A tale about refactoring code and a young boy that learned his lesson the hard way…
Once upon a time, there was a joyful jr developer full of dreams and excitement about his first deploy to production.
It was Friday in the afternoon and he was closing his last task of the week. He moved the story to done and when he was about to close the IDE he saw a hidden class inside a folder from some old legacy code with the legend:
// DO NOT TOUCH. This works and it´s necessary.
“This comment is not right!” thought the young Matt..heous, yes, Mattheous was his name, nothing to do with me.
“I think I can make this better,” said to himself as he finished his coffee and prepared his fast fingers to type the best clean code ever seen by humankind.
He started simple, partitioning a 150 lines method into a couple of them, removed unnecessary ifs, added a couple of validations, and created an object to revamp a nasty long signature.
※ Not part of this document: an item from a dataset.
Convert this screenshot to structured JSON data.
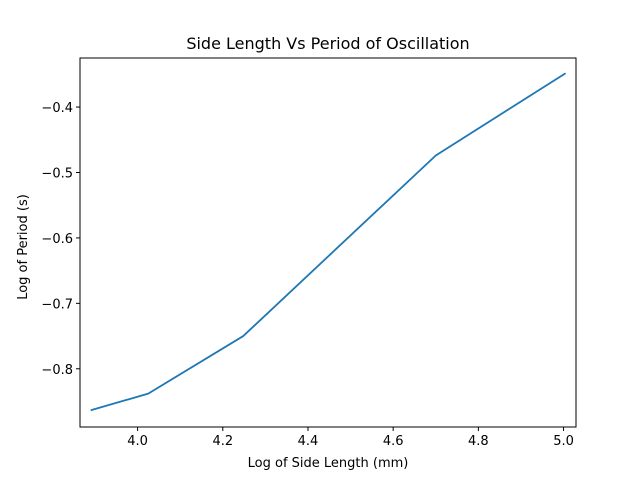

That was when he remembered
he has seen that awful list of parameters somewhere else in his codebase, “Right! Said the enthusiastic dev as he recalled where he has seen the ugly code. It was on the main external interface VB dll that was used to expose data to consumers.
This will be a great abstraction he thought, and run to apply it on the dll too.
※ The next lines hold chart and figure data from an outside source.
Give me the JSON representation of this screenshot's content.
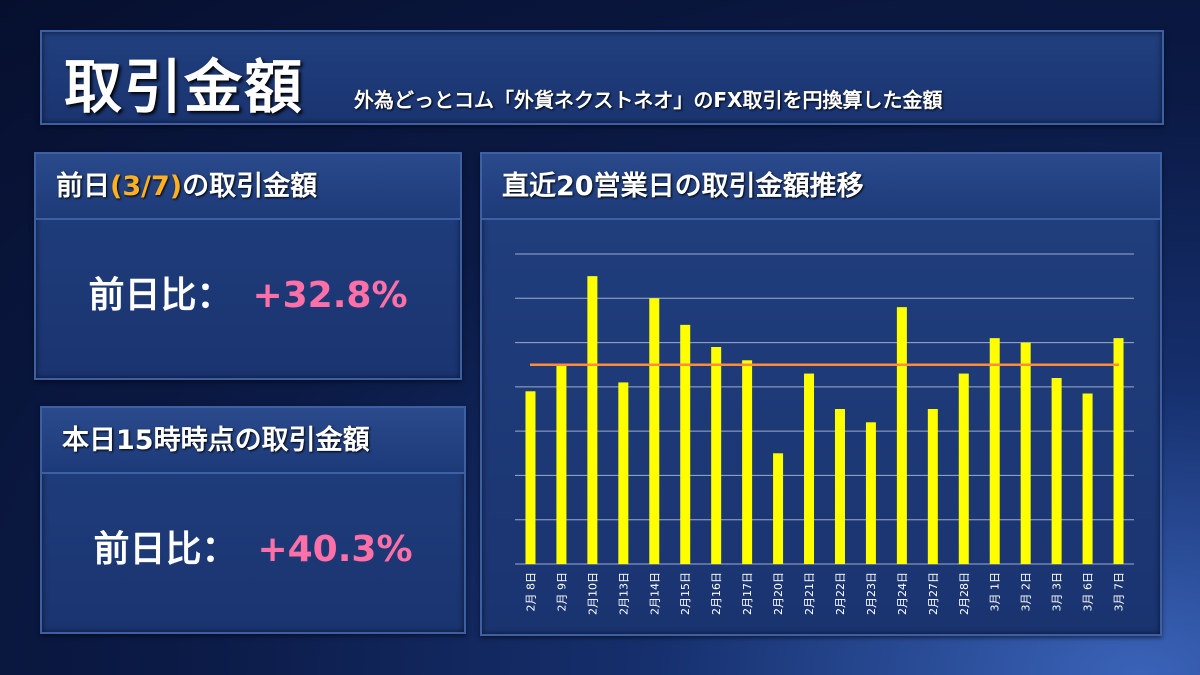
{
  "header": {
    "title": "取引金額",
    "subtitle": "外為どっとコム「外貨ネクストネオ」のFX取引を円換算した金額"
  },
  "prev_day": {
    "title_prefix": "前日",
    "title_date": "(3/7)",
    "title_suffix": "の取引金額",
    "label": "前日比：",
    "value": "+32.8%"
  },
  "today": {
    "title": "本日15時時点の取引金額",
    "label": "前日比：",
    "value": "+40.3%"
  },
  "colors": {
    "bar": "#ffff00",
    "average_line": "#ff8c3a",
    "value_text": "#ff6fa8",
    "accent": "#ffb020"
  },
  "chart_data": {
    "type": "bar",
    "title": "直近20営業日の取引金額推移",
    "categories": [
      "2月 8日",
      "2月 9日",
      "2月10日",
      "2月13日",
      "2月14日",
      "2月15日",
      "2月16日",
      "2月17日",
      "2月20日",
      "2月21日",
      "2月22日",
      "2月23日",
      "2月24日",
      "2月27日",
      "2月28日",
      "3月 1日",
      "3月 2日",
      "3月 3日",
      "3月 6日",
      "3月 7日"
    ],
    "series": [
      {
        "values": [
          3.9,
          4.5,
          6.5,
          4.1,
          6.0,
          5.4,
          4.9,
          4.6,
          2.5,
          4.3,
          3.5,
          3.2,
          5.8,
          3.5,
          4.3,
          5.1,
          5.0,
          4.2,
          3.85,
          5.1
        ]
      }
    ],
    "average_line": 4.5,
    "ylim": [
      0,
      7
    ],
    "grid": true,
    "legend": "none",
    "xlabel": "",
    "ylabel": ""
  }
}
Satisfied with his piece of art and proud of his great refactor the young Mattheous compiled everything and went ahead to deploy before leaving for the night.
This is not a happy ending story as you can imagine since the refactors made by the young dev broke several interfaces with external consumers and when all the systems broke down on Saturday everyone was running to get this fixed. The version had to be rollbacked and the beautiful piece
of art refactor the Mattheous did that Friday night had to be torn down. The more experienced dev of the team went ahead and recovered the good old ugly code that to this day stills reads the text:
// DO NOT TOUCH. This works and it´s necessary…
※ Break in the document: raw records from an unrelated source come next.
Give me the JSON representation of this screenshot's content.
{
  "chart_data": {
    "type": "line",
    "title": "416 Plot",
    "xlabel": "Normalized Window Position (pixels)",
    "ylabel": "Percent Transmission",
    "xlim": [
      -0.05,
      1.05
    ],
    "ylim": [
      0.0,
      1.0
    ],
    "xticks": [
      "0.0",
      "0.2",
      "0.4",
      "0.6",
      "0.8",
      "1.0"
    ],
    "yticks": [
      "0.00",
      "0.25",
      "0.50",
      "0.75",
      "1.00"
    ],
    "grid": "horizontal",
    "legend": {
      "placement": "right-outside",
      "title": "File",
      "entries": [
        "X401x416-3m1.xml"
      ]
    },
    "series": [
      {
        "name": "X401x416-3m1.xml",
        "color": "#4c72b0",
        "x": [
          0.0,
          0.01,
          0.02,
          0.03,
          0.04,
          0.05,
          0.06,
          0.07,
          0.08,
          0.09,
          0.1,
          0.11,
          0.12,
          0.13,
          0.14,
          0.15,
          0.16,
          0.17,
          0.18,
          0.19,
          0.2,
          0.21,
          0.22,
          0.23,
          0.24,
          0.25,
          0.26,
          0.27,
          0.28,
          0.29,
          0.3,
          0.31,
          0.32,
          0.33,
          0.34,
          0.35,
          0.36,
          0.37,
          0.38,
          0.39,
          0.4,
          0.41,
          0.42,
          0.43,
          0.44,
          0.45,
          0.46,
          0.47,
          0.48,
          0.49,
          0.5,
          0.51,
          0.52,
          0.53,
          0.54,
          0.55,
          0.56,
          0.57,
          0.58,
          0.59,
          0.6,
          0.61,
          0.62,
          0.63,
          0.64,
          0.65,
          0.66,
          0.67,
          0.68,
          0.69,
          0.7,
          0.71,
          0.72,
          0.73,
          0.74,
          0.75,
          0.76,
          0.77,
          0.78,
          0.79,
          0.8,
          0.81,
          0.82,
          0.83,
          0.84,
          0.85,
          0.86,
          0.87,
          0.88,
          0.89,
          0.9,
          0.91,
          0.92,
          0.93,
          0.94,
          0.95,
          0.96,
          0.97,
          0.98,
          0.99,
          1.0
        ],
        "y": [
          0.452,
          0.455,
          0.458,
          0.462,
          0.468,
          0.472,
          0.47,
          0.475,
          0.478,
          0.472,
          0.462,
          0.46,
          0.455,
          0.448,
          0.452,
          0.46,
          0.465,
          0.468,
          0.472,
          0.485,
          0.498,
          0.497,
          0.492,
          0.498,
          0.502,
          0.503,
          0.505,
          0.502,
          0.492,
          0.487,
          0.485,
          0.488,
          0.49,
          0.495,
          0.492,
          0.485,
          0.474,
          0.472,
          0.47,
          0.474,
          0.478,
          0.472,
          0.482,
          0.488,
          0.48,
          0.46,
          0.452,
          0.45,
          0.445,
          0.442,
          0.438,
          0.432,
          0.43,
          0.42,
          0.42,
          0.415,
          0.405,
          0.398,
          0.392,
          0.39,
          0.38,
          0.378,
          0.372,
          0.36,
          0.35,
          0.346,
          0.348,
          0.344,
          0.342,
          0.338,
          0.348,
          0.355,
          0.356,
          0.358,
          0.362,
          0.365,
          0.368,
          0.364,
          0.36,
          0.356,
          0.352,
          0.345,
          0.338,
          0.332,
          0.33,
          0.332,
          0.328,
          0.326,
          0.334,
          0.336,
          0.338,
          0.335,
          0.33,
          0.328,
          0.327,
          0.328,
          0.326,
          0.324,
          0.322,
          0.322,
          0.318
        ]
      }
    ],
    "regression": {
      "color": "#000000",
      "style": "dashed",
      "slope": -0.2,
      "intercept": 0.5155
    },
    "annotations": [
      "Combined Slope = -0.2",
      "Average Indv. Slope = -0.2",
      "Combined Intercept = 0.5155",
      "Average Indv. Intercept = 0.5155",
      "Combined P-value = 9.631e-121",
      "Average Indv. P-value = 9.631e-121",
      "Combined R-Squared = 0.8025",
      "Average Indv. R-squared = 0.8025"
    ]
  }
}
I hope you liked this kind of a weird format, I know it´s not the usual way to convey dev concepts but I thought I would give it a shot.
Jokes and storytelling aside, lessons for you about refactoring code:
- Never refactor just because you think is a good idea.
- Think ahead when you want to tackle a big refactor.
- Scope refactors to avoid ending up modifying half of your system and dependencies.
- Never mix new features with refactors in the same task (if something fails you won’t be sure which is the root cause).